Keeping what we defined above, consider the effect of an update on $\vec{w}$ on $\vec{w}^\top \vec{w}$ and $\vec{w}^\top \vec{w}^*$
-
Consider $\vec{w}^\top \vec{w}^*$:
$$
(\vec{w} + y\vec{x})^\top \vec{w}^* = \vec{w}^\top \vec{w}^* + y(\vec{x}\cdot \vec{w}^*) \ge \vec{w}^\top \vec{w}^* + \gamma
$$
The inequality follows from the fact that, for $\vec{w}^*$, the distance from the hyperplane defined by $\vec{w}^*$ to $\vec{x}$ must be at least $\gamma$.

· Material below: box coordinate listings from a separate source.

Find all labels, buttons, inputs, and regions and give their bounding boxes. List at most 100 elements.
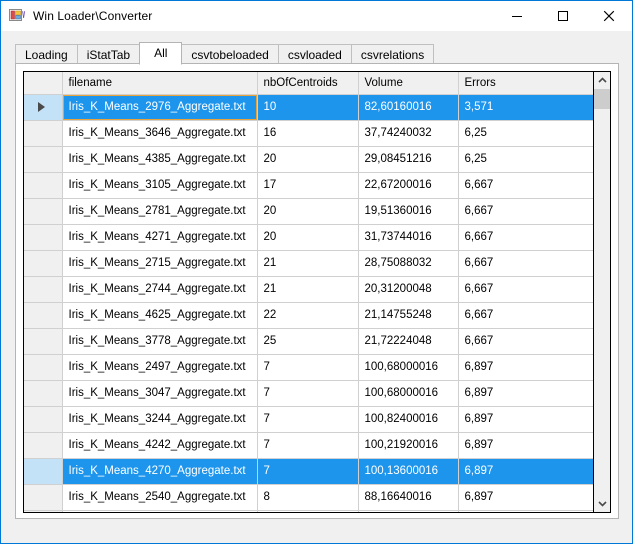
row-header-cell[interactable] [24, 432, 63, 459]
cell-errors[interactable]: 6,25 [458, 146, 594, 173]
table-row[interactable]: Iris_K_Means_4270_Aggregate.txt 7 100,1360… [24, 458, 594, 485]
cell-nbofcentroids[interactable]: 7 [257, 406, 359, 433]
tab-csvrelations[interactable]: csvrelations [350, 44, 435, 64]
data-grid-view[interactable]: filename nbOfCentroids Volume Errors Iri… [23, 71, 611, 513]
cell-filename[interactable]: Iris_K_Means_3047_Aggregate.txt [62, 380, 258, 407]
column-header-volume[interactable]: Volume [358, 72, 459, 95]
table-row[interactable]: Iris_K_Means_4271_Aggregate.txt 20 31,7374… [24, 224, 594, 251]
table-row[interactable]: Iris_K_Means_2715_Aggregate.txt 21 28,7508… [24, 250, 594, 277]
table-row[interactable]: Iris_K_Means_3646_Aggregate.txt 16 37,7424… [24, 120, 594, 147]
cell-volume[interactable]: 100,21920016 [358, 432, 459, 459]
cell-nbofcentroids[interactable]: 25 [257, 328, 359, 355]
cell-filename[interactable]: Iris_K_Means_2744_Aggregate.txt [62, 276, 258, 303]
cell-errors[interactable]: 6,897 [458, 354, 594, 381]
tab-loading[interactable]: Loading [15, 44, 78, 64]
cell-errors[interactable]: 6,25 [458, 120, 594, 147]
cell-volume[interactable]: 88,16640016 [358, 484, 459, 511]
cell-filename[interactable]: Iris_K_Means_4625_Aggregate.txt [62, 302, 258, 329]
column-header-nbofcentroids[interactable]: nbOfCentroids [257, 72, 359, 95]
cell-volume[interactable]: 21,14755248 [358, 302, 459, 329]
cell-nbofcentroids[interactable]: 7 [257, 354, 359, 381]
cell-filename[interactable]: Iris_K_Means_4270_Aggregate.txt [62, 458, 258, 485]
tab-all[interactable]: All [139, 42, 183, 65]
table-row[interactable]: Iris_K_Means_2540_Aggregate.txt 8 88,16640… [24, 484, 594, 511]
row-header-cell[interactable] [24, 302, 63, 329]
row-header-cell[interactable] [24, 276, 63, 303]
scroll-up-button[interactable] [594, 72, 610, 89]
row-header-cell[interactable] [24, 510, 63, 512]
cell-volume[interactable]: 22,67200016 [358, 172, 459, 199]
cell-volume[interactable]: 100,68000016 [358, 380, 459, 407]
cell-volume[interactable]: 100,82400016 [358, 406, 459, 433]
row-header-cell[interactable] [24, 94, 63, 121]
cell-errors[interactable]: 6,897 [458, 432, 594, 459]
cell-volume[interactable]: 31,73744016 [358, 224, 459, 251]
cell-errors[interactable]: 6,897 [458, 510, 594, 512]
row-header-cell[interactable] [24, 380, 63, 407]
table-row[interactable]: Iris_K_Means_2976_Aggregate.txt 10 82,6016… [24, 94, 594, 121]
cell-nbofcentroids[interactable]: 8 [257, 510, 359, 512]
row-header-cell[interactable] [24, 354, 63, 381]
row-header-cell[interactable] [24, 250, 63, 277]
cell-nbofcentroids[interactable]: 22 [257, 302, 359, 329]
grid-vertical-scrollbar[interactable] [593, 72, 610, 512]
cell-volume[interactable]: 20,31200048 [358, 276, 459, 303]
row-header-cell[interactable] [24, 120, 63, 147]
table-row[interactable]: Iris_K_Means_4385_Aggregate.txt 20 29,0845… [24, 146, 594, 173]
cell-volume[interactable]: 37,74240032 [358, 120, 459, 147]
cell-filename[interactable]: Iris_K_Means_2540_Aggregate.txt [62, 484, 258, 511]
cell-errors[interactable]: 6,897 [458, 484, 594, 511]
row-header-cell[interactable] [24, 172, 63, 199]
table-row[interactable]: Iris_K_Means_2781_Aggregate.txt 20 19,5136… [24, 198, 594, 225]
cell-errors[interactable]: 6,897 [458, 458, 594, 485]
cell-volume[interactable]: 29,08451216 [358, 146, 459, 173]
cell-errors[interactable]: 6,667 [458, 328, 594, 355]
cell-errors[interactable]: 6,667 [458, 198, 594, 225]
minimize-button[interactable] [494, 1, 540, 31]
row-header-cell[interactable] [24, 224, 63, 251]
tab-csvloaded[interactable]: csvloaded [277, 44, 352, 64]
cell-nbofcentroids[interactable]: 21 [257, 250, 359, 277]
cell-filename[interactable]: Iris_K_Means_2781_Aggregate.txt [62, 198, 258, 225]
tab-istattab[interactable]: iStatTab [76, 44, 141, 64]
table-row[interactable]: Iris_K_Means_3244_Aggregate.txt 7 100,8240… [24, 406, 594, 433]
row-header-cell[interactable] [24, 484, 63, 511]
close-button[interactable] [586, 1, 632, 31]
tab-csvtobeloaded[interactable]: csvtobeloaded [181, 44, 279, 64]
cell-nbofcentroids[interactable]: 7 [257, 458, 359, 485]
cell-filename[interactable]: Iris_K_Means_4271_Aggregate.txt [62, 224, 258, 251]
table-row[interactable]: Iris_K_Means_3778_Aggregate.txt 25 21,7222… [24, 328, 594, 355]
cell-errors[interactable]: 6,667 [458, 224, 594, 251]
table-row[interactable]: Iris_K_Means_2568_Aggregate.txt888,23200… [24, 510, 594, 512]
cell-filename[interactable]: Iris_K_Means_2976_Aggregate.txt [62, 94, 258, 121]
table-row[interactable]: Iris_K_Means_4242_Aggregate.txt 7 100,2192… [24, 432, 594, 459]
cell-errors[interactable]: 6,897 [458, 380, 594, 407]
cell-volume[interactable]: 88,23200016 [358, 510, 459, 512]
cell-volume[interactable]: 82,60160016 [358, 94, 459, 121]
cell-errors[interactable]: 6,897 [458, 406, 594, 433]
row-header-cell[interactable] [24, 458, 63, 485]
row-header-cell[interactable] [24, 146, 63, 173]
cell-volume[interactable]: 21,72224048 [358, 328, 459, 355]
cell-nbofcentroids[interactable]: 20 [257, 224, 359, 251]
table-row[interactable]: Iris_K_Means_2744_Aggregate.txt 21 20,3120… [24, 276, 594, 303]
cell-errors[interactable]: 6,667 [458, 250, 594, 277]
maximize-button[interactable] [540, 1, 586, 31]
cell-filename[interactable]: Iris_K_Means_2497_Aggregate.txt [62, 354, 258, 381]
cell-nbofcentroids[interactable]: 20 [257, 146, 359, 173]
cell-errors[interactable]: 6,667 [458, 172, 594, 199]
cell-nbofcentroids[interactable]: 10 [257, 94, 359, 121]
row-header-corner[interactable] [24, 72, 63, 95]
cell-filename[interactable]: Iris_K_Means_3244_Aggregate.txt [62, 406, 258, 433]
row-header-cell[interactable] [24, 406, 63, 433]
cell-volume[interactable]: 28,75088032 [358, 250, 459, 277]
table-row[interactable]: Iris_K_Means_4625_Aggregate.txt 22 21,1475… [24, 302, 594, 329]
row-header-cell[interactable] [24, 198, 63, 225]
scroll-down-button[interactable] [594, 495, 610, 512]
cell-nbofcentroids[interactable]: 16 [257, 120, 359, 147]
cell-filename[interactable]: Iris_K_Means_3778_Aggregate.txt [62, 328, 258, 355]
cell-nbofcentroids[interactable]: 21 [257, 276, 359, 303]
table-row[interactable]: Iris_K_Means_2497_Aggregate.txt 7 100,6800… [24, 354, 594, 381]
cell-filename[interactable]: Iris_K_Means_2568_Aggregate.txt [62, 510, 258, 512]
cell-errors[interactable]: 6,667 [458, 302, 594, 329]
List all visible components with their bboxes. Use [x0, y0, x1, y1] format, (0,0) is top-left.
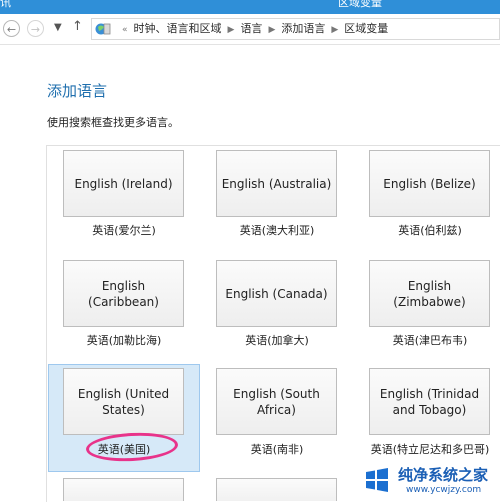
title-bar: 讯 区域变量 [0, 0, 500, 14]
language-caption: 英语(爱尔兰) [92, 224, 156, 237]
chevron-down-icon[interactable]: ▼ [54, 22, 62, 33]
language-caption: 英语(津巴布韦) [392, 334, 468, 347]
language-card[interactable]: English (Zimbabwe) [369, 260, 490, 327]
watermark-url: www.ycwjzy.com [406, 485, 482, 495]
language-tile[interactable]: English (Ireland) 英语(爱尔兰) [48, 146, 200, 252]
address-bar[interactable]: « 时钟、语言和区域 ▶ 语言 ▶ 添加语言 ▶ 区域变量 [91, 18, 500, 40]
language-tile[interactable]: English (Caribbean) 英语(加勒比海) [48, 256, 200, 362]
window-title: 区域变量 [338, 0, 382, 9]
breadcrumb-item[interactable]: 区域变量 [344, 22, 388, 35]
breadcrumb-item[interactable]: 添加语言 [281, 22, 325, 35]
control-panel-icon [95, 23, 111, 35]
language-caption: 英语(加拿大) [245, 334, 309, 347]
language-caption: 英语(南非) [250, 443, 304, 456]
forward-arrow-icon[interactable]: → [27, 20, 44, 37]
language-tile[interactable]: English (Trinidad and Tobago) 英语(特立尼达和多巴… [354, 364, 500, 470]
language-card-partial[interactable] [216, 478, 337, 501]
language-tile[interactable]: English (Belize) 英语(伯利兹) [354, 146, 500, 252]
windows-logo-icon [366, 468, 388, 492]
breadcrumb-item[interactable]: 语言 [240, 22, 262, 35]
breadcrumb: « 时钟、语言和区域 ▶ 语言 ▶ 添加语言 ▶ 区域变量 [116, 19, 388, 39]
language-caption: 英语(澳大利亚) [239, 224, 315, 237]
watermark: 纯净系统之家 www.ycwjzy.com [356, 461, 500, 501]
language-tile[interactable]: English (South Africa) 英语(南非) [201, 364, 353, 470]
back-arrow-icon[interactable]: ← [3, 20, 20, 37]
breadcrumb-separator-icon[interactable]: ▶ [268, 25, 275, 35]
language-caption: 英语(加勒比海) [86, 334, 162, 347]
language-caption: 英语(特立尼达和多巴哥) [370, 443, 490, 456]
page-title: 添加语言 [47, 82, 108, 100]
breadcrumb-separator-icon[interactable]: ▶ [331, 25, 338, 35]
watermark-title: 纯净系统之家 [398, 466, 489, 484]
language-card-partial[interactable] [63, 478, 184, 501]
language-tile[interactable]: English (Canada) 英语(加拿大) [201, 256, 353, 362]
language-card[interactable]: English (Canada) [216, 260, 337, 327]
language-card[interactable]: English (Caribbean) [63, 260, 184, 327]
language-card[interactable]: English (South Africa) [216, 368, 337, 435]
language-caption: 英语(伯利兹) [398, 224, 462, 237]
language-card[interactable]: English (Trinidad and Tobago) [369, 368, 490, 435]
breadcrumb-item[interactable]: 时钟、语言和区域 [134, 22, 222, 35]
breadcrumb-separator-icon[interactable]: ▶ [228, 25, 235, 35]
language-card[interactable]: English (Australia) [216, 150, 337, 217]
language-tile[interactable]: English (Zimbabwe) 英语(津巴布韦) [354, 256, 500, 362]
title-left-fragment: 讯 [0, 0, 11, 9]
page-subtext: 使用搜索框查找更多语言。 [47, 116, 179, 129]
language-tile[interactable]: English (Australia) 英语(澳大利亚) [201, 146, 353, 252]
language-card[interactable]: English (Belize) [369, 150, 490, 217]
up-arrow-icon[interactable]: ↑ [72, 19, 83, 34]
language-card[interactable]: English (Ireland) [63, 150, 184, 217]
navigation-bar: ← → ▼ ↑ « 时钟、语言和区域 ▶ 语言 ▶ 添加语言 ▶ 区域变量 [0, 14, 500, 45]
overflow-chevron-icon[interactable]: « [122, 25, 128, 35]
language-card[interactable]: English (United States) [63, 368, 184, 435]
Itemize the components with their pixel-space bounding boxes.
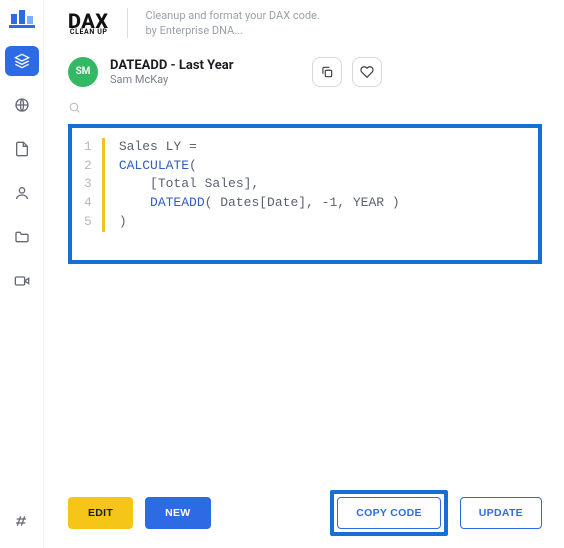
edit-button[interactable]: EDIT (68, 497, 133, 529)
new-button[interactable]: NEW (145, 497, 210, 529)
document-header: SM DATEADD - Last Year Sam McKay (68, 57, 542, 87)
code-editor[interactable]: 1 2 3 4 5 Sales LY = CALCULATE( [Total S… (84, 138, 526, 232)
nav-item-blocks[interactable] (5, 46, 39, 76)
author-avatar: SM (68, 57, 98, 87)
code-keyword-calculate: CALCULATE (119, 158, 189, 173)
main-panel: DAX CLEAN UP Cleanup and format your DAX… (44, 0, 564, 548)
search-icon (68, 101, 81, 114)
code-line-3: [Total Sales], (119, 176, 259, 191)
nav-item-settings[interactable] (5, 506, 39, 536)
line-accent-bar (102, 138, 105, 232)
search-row[interactable] (68, 99, 542, 118)
code-content[interactable]: Sales LY = CALCULATE( [Total Sales], DAT… (119, 138, 400, 232)
footer-actions: EDIT NEW COPY CODE UPDATE (68, 484, 542, 536)
copy-code-button[interactable]: COPY CODE (337, 497, 441, 529)
nav-item-file[interactable] (5, 134, 39, 164)
tagline: Cleanup and format your DAX code. by Ent… (146, 8, 320, 39)
code-line-5: ) (119, 214, 127, 229)
nav-item-user[interactable] (5, 178, 39, 208)
copy-code-highlight: COPY CODE (330, 490, 448, 536)
document-author: Sam McKay (110, 73, 234, 86)
brand-icon (9, 6, 35, 28)
nav-item-video[interactable] (5, 266, 39, 296)
code-editor-highlight: 1 2 3 4 5 Sales LY = CALCULATE( [Total S… (68, 124, 542, 264)
header-separator (127, 8, 128, 38)
tagline-line1: Cleanup and format your DAX code. (146, 8, 320, 23)
update-button[interactable]: UPDATE (460, 497, 542, 529)
favorite-icon-button[interactable] (352, 57, 382, 87)
nav-item-folder[interactable] (5, 222, 39, 252)
nav-item-globe[interactable] (5, 90, 39, 120)
code-line-1: Sales LY = (119, 139, 197, 154)
logo: DAX CLEAN UP (68, 11, 109, 36)
tagline-line2: by Enterprise DNA... (146, 23, 320, 38)
logo-subtext: CLEAN UP (70, 29, 108, 36)
sidebar (0, 0, 44, 548)
header: DAX CLEAN UP Cleanup and format your DAX… (68, 8, 542, 39)
code-keyword-dateadd: DATEADD (150, 195, 205, 210)
line-gutter: 1 2 3 4 5 (84, 138, 102, 232)
document-title: DATEADD - Last Year (110, 58, 234, 73)
copy-icon-button[interactable] (312, 57, 342, 87)
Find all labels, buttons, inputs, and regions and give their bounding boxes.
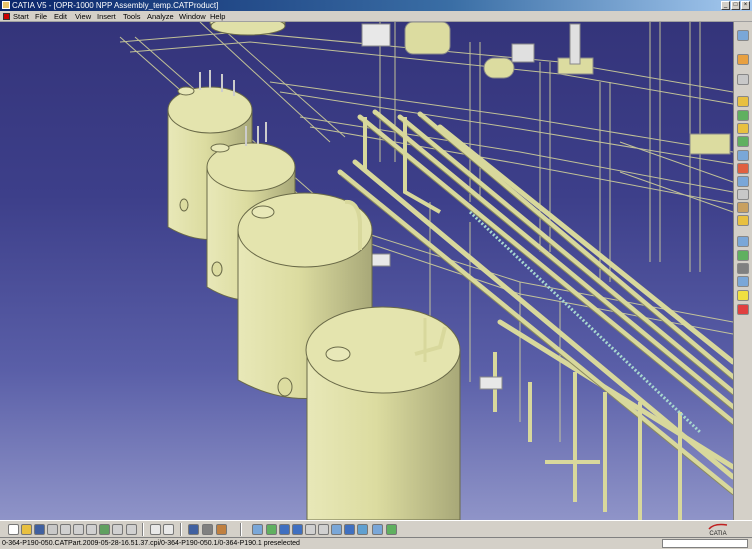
section-icon[interactable] (737, 176, 749, 187)
fix-icon[interactable] (737, 123, 749, 134)
constraint-icon[interactable] (737, 96, 749, 107)
command-input[interactable] (662, 539, 748, 548)
menu-view[interactable]: View (75, 11, 91, 22)
menu-bar: Start File Edit View Insert Tools Analyz… (0, 11, 752, 22)
undo-icon[interactable] (99, 524, 110, 535)
fly-mode-icon[interactable] (252, 524, 263, 535)
new-icon[interactable] (8, 524, 19, 535)
sketcher-icon[interactable] (737, 30, 749, 41)
explode-icon[interactable] (737, 150, 749, 161)
3d-viewport[interactable] (0, 22, 733, 520)
render-style-icon[interactable] (357, 524, 368, 535)
redo-icon[interactable] (112, 524, 123, 535)
menu-start[interactable]: Start (13, 11, 29, 22)
start-menu-icon (3, 13, 10, 20)
status-bar: 0-364-P190-050.CATPart.2009-05-28-16.51.… (0, 537, 752, 549)
close-icon[interactable]: × (741, 1, 750, 10)
apply-material-icon[interactable] (216, 524, 227, 535)
comment-icon[interactable] (163, 524, 174, 535)
annotation-icon[interactable] (737, 263, 749, 274)
window-controls: _ □ × (721, 1, 750, 10)
product-icon[interactable] (737, 110, 749, 121)
window-title: CATIA V5 - [OPR-1000 NPP Assembly_temp.C… (12, 1, 219, 10)
delete-icon[interactable] (737, 304, 749, 315)
swap-visible-icon[interactable] (386, 524, 397, 535)
measure-tool-icon[interactable] (202, 524, 213, 535)
light-icon[interactable] (737, 290, 749, 301)
catia-logo: CATIA (708, 523, 728, 538)
menu-analyze[interactable]: Analyze (147, 11, 174, 22)
pan-icon[interactable] (279, 524, 290, 535)
fit-all-icon[interactable] (266, 524, 277, 535)
catia-app-icon[interactable] (2, 1, 10, 9)
plant-model-render (119, 22, 733, 520)
title-bar: CATIA V5 - [OPR-1000 NPP Assembly_temp.C… (0, 0, 752, 11)
whats-this-icon[interactable] (126, 524, 137, 535)
catia-window: CATIA V5 - [OPR-1000 NPP Assembly_temp.C… (0, 0, 752, 549)
formula-icon[interactable] (150, 524, 161, 535)
scene-icon[interactable] (737, 250, 749, 261)
paste-icon[interactable] (86, 524, 97, 535)
status-message: 0-364-P190-050.CATPart.2009-05-28-16.51.… (2, 540, 300, 547)
maximize-icon[interactable]: □ (731, 1, 740, 10)
menu-edit[interactable]: Edit (54, 11, 67, 22)
zoom-out-icon[interactable] (318, 524, 329, 535)
zoom-in-icon[interactable] (305, 524, 316, 535)
tank-1 (209, 22, 286, 36)
rotate-icon[interactable] (292, 524, 303, 535)
minimize-icon[interactable]: _ (721, 1, 730, 10)
part-design-icon[interactable] (737, 54, 749, 65)
right-toolbar (733, 22, 752, 520)
snap-icon[interactable] (737, 136, 749, 147)
menu-insert[interactable]: Insert (97, 11, 116, 22)
render-icon[interactable] (737, 276, 749, 287)
clash-icon[interactable] (737, 163, 749, 174)
catalog-icon[interactable] (737, 215, 749, 226)
quick-view-icon[interactable] (344, 524, 355, 535)
menu-file[interactable]: File (35, 11, 47, 22)
bill-of-material-icon[interactable] (737, 236, 749, 247)
hide-show-icon[interactable] (372, 524, 383, 535)
bottom-toolbar (0, 520, 752, 537)
menu-tools[interactable]: Tools (123, 11, 141, 22)
copy-icon[interactable] (73, 524, 84, 535)
open-icon[interactable] (21, 524, 32, 535)
catalog-browser-icon[interactable] (188, 524, 199, 535)
cut-icon[interactable] (60, 524, 71, 535)
menu-help[interactable]: Help (210, 11, 225, 22)
save-icon[interactable] (34, 524, 45, 535)
tank-5 (305, 306, 461, 520)
assembly-icon[interactable] (737, 74, 749, 85)
measure-icon[interactable] (737, 202, 749, 213)
normal-view-icon[interactable] (331, 524, 342, 535)
distance-icon[interactable] (737, 189, 749, 200)
catia-logo-mark (708, 523, 728, 530)
print-icon[interactable] (47, 524, 58, 535)
menu-window[interactable]: Window (179, 11, 206, 22)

This means that for each update, $\vec{w}^\top \vec{w}^*$ grows by at least $\gamma$.
-
Now consider $\vec{w}^\top \vec{w}$:
$$
(\vec{w} + y\vec{x})^\top (\vec{w} + y\vec{x}) = \vec{w}^\top \vec{w} + 2y(\vec{w}^\top\cdot\vec{x}) + y^2(\vec{x}\cdot \vec{x}) \le \vec{w}^\top \vec{w} + 1
$$
The inequality follows from the fact that
- $2y(\vec{w}^\top\vec{x}) < 0$ as we had to make an update, meaning $\vec{x}$ was misclassified
- $y^2(\vec{x}^\top \vec{x}) \le 1$ as $y^2 = 1$ and all $\vec{x}$ lives in the unit sphere
This means that for each update, $\vec{w}^\top \vec{w}$ grows by at most 1.
-
Now we can put together the above findings. Suppose we had $M$ updates.
\begin{align}
M\gamma &\le \vec{w}^\top\cdot\vec{w}^* &&\text{By (1)} \\
&= |\vec{w}^\top\cdot\vec{w}^*| &&\text{By (1) again (the dot-product must be non-negative because the initialization is 0 and each update increases it by at least $\gamma$)} \\
&\le ||\vec{w}|| ||\vec{w}^*|| &&\text{By Cauchy-Schwartz inequality} \\
&= ||\vec{w}|| &&\text{As $||\vec{w}^*|| = 1$} \\
&= \sqrt{\vec{w}^\top \vec{w}} && \text{by definition of $\|\vec{w}\|$} \\
&\le \sqrt{M} &&\text{By (2)} \\
&\Rightarrow M\gamma \le \sqrt{M} \\
&\Rightarrow M^2\gamma^2 \le M \\
&\Rightarrow M \le \frac{1}{\gamma^2}
\end{align}
History
- Initially, huge wave of excitement ("Digital brains")
- Then, contributed to the A.I. Winter. Famous counter-example XOR problem (Minsky 1969):
- If data is not linearly separable, it loops forver.